Aligned incentive or guaranteed income contracts shift the focus of providers to reducing waste and cost to achieve financial stability, notes Chris Ham
Since taking up post as independent chair of Coventry and Warwickshire Sustainability and Transformation Partnership in January, I have become acutely aware of the mismatch between how the NHS contracts for and funds services and the emphasis now being placed on system working.
Contracts between commissioners and providers almost invariably lead to arguments about activity, performance and funding as the end of the financial year approaches. These arguments are most evident in the case of acute services, especially where payment by results is the main way of funding care.
Providers understandably expect to be paid for the work they undertake. The challenge for commissioners is how to find the funds to do so when their budgets are fixed and in the face of many competing demands on their resources.
Zero-sum game
Arguments between commissioners and providers can rapidly descend into a zero-sum game about where deficits should sit and make it much harder to work in the collaborative manner on which the success of STPs depends. The alternative is to see commissioner or provider deficits as a failure of both and an essential step on the road to system working.
Recognising this, some areas have adopted alternative approaches variously known as aligned incentive or guaranteed income contracts. These alternatives start by acknowledging that there is a finite sum of money to be spent on NHS care and that decisions on how this money should be spent are best taken collectively. They also acknowledge that risks should be shared between commissioners and providers.
Areas working in this way adopt an open book approach in the belief that transparency is an aid to decision making and the building of trust. Commissioners negotiate with providers the resources that will be allocated to them, linked to the delivery of agreed objectives. Provider income is guaranteed even if activity falls.
A clear message from early adopters is to “keep it simple” and rely on trust rather than extensive contract documentation
Guaranteeing income means that providers have certainty about their funding and can retain savings when they change how care is delivered in line with agreed objectives. Moving beyond payment by results signals that providers cannot expect to grow clinical income by increasing activity when NHS funding is constrained. The focus of providers then shifts to reducing waste and cost to achieve financial stability.
Financial contingencies may be used to cover cost pressures when these arise. These contingencies can be released to providers to fund agreed transformations in care if they are not required for other purposes.
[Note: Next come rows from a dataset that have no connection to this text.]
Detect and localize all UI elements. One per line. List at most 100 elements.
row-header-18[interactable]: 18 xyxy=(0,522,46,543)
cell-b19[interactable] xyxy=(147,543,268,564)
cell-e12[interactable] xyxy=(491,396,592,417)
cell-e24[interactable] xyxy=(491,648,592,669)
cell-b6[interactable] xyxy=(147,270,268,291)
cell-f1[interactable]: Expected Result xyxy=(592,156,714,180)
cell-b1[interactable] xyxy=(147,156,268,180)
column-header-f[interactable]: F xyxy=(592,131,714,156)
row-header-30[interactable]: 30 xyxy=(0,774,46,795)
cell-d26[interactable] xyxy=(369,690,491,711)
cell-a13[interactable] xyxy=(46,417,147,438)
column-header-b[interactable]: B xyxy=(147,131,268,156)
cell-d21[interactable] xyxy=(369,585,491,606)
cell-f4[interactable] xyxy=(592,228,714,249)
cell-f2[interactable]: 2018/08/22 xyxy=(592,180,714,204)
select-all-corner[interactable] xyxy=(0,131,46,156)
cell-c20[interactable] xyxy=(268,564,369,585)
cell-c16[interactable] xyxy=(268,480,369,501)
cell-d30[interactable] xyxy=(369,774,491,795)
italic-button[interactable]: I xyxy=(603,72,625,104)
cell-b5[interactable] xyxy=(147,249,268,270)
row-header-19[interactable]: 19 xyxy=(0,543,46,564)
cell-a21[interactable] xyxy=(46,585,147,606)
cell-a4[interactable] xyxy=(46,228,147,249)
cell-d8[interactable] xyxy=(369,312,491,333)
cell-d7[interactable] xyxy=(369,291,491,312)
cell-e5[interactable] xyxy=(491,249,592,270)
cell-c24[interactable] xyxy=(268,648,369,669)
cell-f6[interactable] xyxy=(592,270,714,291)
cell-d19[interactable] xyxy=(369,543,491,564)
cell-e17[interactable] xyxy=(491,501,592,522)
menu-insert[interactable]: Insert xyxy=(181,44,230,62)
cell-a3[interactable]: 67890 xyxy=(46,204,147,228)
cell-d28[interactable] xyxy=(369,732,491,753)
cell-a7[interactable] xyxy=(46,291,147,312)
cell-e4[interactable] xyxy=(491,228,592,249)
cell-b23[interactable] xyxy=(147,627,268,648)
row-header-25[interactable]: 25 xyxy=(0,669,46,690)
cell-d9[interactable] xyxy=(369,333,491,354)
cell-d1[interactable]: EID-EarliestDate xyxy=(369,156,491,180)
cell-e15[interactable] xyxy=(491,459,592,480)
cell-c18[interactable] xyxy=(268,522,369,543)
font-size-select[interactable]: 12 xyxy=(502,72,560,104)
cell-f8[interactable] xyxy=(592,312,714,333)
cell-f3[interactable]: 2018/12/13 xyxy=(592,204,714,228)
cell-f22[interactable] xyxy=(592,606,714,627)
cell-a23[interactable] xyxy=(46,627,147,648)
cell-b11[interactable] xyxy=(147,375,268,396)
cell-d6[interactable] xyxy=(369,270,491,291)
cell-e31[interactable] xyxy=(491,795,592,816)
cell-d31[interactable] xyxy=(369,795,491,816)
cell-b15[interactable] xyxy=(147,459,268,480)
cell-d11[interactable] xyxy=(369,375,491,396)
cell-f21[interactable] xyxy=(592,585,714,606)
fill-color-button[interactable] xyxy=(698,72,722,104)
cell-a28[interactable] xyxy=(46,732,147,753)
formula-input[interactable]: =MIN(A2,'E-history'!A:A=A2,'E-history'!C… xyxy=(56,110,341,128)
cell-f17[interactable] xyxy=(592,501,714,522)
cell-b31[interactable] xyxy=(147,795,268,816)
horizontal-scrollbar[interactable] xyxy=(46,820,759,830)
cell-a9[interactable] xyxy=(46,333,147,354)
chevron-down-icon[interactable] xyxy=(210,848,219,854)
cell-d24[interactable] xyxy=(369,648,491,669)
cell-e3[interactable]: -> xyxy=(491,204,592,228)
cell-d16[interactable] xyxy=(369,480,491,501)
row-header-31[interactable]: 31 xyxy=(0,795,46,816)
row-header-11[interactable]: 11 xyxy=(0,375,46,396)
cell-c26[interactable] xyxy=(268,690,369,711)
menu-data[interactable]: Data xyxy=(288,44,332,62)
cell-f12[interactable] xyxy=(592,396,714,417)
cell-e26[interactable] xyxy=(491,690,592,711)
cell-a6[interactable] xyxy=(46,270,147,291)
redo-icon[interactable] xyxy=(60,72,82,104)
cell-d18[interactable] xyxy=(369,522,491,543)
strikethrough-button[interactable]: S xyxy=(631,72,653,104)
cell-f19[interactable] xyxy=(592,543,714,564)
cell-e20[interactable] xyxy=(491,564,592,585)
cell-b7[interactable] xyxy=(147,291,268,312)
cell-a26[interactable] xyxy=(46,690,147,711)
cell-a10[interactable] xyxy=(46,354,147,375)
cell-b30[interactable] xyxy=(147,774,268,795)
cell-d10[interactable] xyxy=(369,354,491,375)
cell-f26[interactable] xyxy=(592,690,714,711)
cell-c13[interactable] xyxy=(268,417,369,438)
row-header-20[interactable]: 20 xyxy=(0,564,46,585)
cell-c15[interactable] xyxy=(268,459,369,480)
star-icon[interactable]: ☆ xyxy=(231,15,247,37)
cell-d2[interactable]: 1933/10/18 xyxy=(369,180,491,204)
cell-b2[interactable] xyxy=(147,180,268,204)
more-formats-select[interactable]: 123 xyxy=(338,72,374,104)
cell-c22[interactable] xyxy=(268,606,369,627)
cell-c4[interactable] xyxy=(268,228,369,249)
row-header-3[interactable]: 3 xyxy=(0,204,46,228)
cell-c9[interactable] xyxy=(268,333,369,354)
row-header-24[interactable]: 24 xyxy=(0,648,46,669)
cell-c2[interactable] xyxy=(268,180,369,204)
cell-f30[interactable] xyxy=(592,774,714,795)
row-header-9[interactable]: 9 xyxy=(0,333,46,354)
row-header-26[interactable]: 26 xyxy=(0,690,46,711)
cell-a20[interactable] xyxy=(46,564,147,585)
In this way, incentives are more closely aligned with transforming and improving care rather than simply sustaining current service models.
Leaders I have spoken to in areas like Bolton, Dorset, Leeds, South Tyneside and Sunderland which already work in this way are universally positive about their experiences. They also emphasise the need to build new forms of contracting and funding on collaborative relationships and trust between leaders.
One of the points they emphasise is that aligned incentive contracts work best where there is a commitment to clinical leadership of service improvement. This includes helping clinicians understand that they no longer need to generate more activity to enable providers to achieve their financial targets. When mindsets change, it becomes easier to focus on how care is delivered and to embrace new ways of working.
Early adopters report that debate is now focusing on how to use the common pool of resources to deliver system priorities such as the provision of more care in the community.
Redesigning outpatient services in line with the ambition set out in the NHS long-term plan also becomes more feasible when providers are able to redeploy savings from changing outmoded ways of delivering care by bringing in new service models. A further benefit is that it releases staff from contract monitoring and contract disputes to more productive work.
A clear message from early adopters is to “keep it simple” and rely on trust rather than extensive contract documentation. This view is echoed in the experience of the Canterbury District Health Board in New Zealand which makes use of an alliancing approach in which leaders work on the basis that they operate in “one system with one budget” whatever their role might be.
A further similarity between Canterbury and NHS areas using alternative approaches is a commitment to plan and contract over a number of years in place of the annual contracting round.
Albert Einstein is reputed to have said that the definition of insanity is to keep on doing the same thing and expect a different result. Moving to aligned incentive or guaranteed income contracts will require a leap of faith but confidence can be gained from areas now working in this way.
System working will wither on the vine if partner organisations are unwilling or unable to make this leap.